I am an Professor of Law at BYU Law School.
My academic work covers a number of substantive areas, with a particular focus on how the rules, procedures, and practices currently utilized in the US courtroom impact the behavior of judges, attorneys, and parties and how that behavior then influences the implementation and efficacy of those rules.
I have published (or have forthcoming work) in peer-reviewed journals such as the Journal of Politics, the Journal of Empirical Legal Studies, and the Annual Review of Law & Social Science, as well as in law reviews such as the Harvard Law Review and the Northwestern University Law Review. My publications and working projects explore judicial recusal, judicial campaign finance, the use of technology in courtrooms, parole hearings, warrant review, bail hearings, immigration, online consumer protection regulation, cruel and unusual punishment, free speech, and the interplay between empiricism and rights balancing tests.
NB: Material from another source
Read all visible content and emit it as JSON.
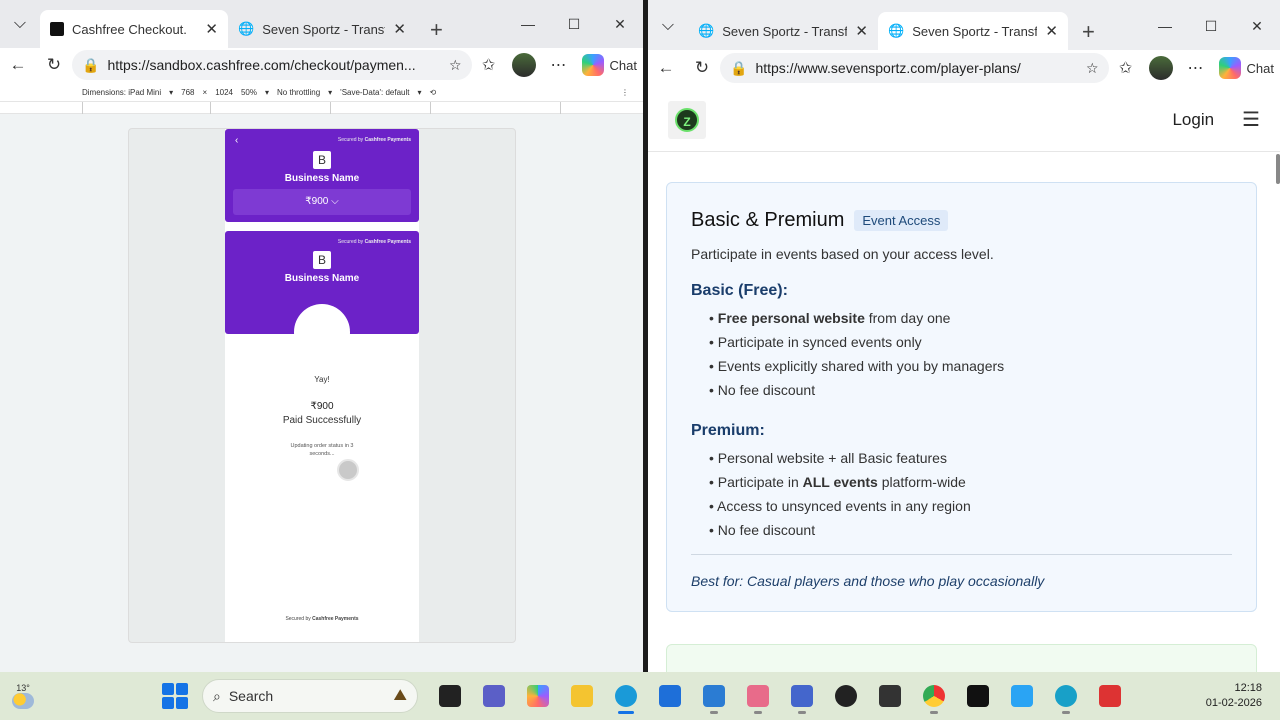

In exploring these issues, I employ my training as a field experimentalist to conduct empirical evaluations that are both informed by the realities of the legal system and methodologically rigorous. I am particularly passionate about the growing role that randomized field experiments (often called randomized controlled trials, or RCTs) should play in the study and development of law, procedure, and policy and have written on methodological and ethical difficulties of running field experiments or utilizing randomization in the context of law and courts.
I have a JD (’17) from Yale Law School, a PhD (’19), an MPhil (’17) and MA (’15) in Political Science from Columbia University, and a BS (’12) in Political Science and Korean from Brigham Young University. Prior to joining the faculty at BYU Law School, I clerked for Judge Andrew Gordon in the United States District Court for the District of Nevada.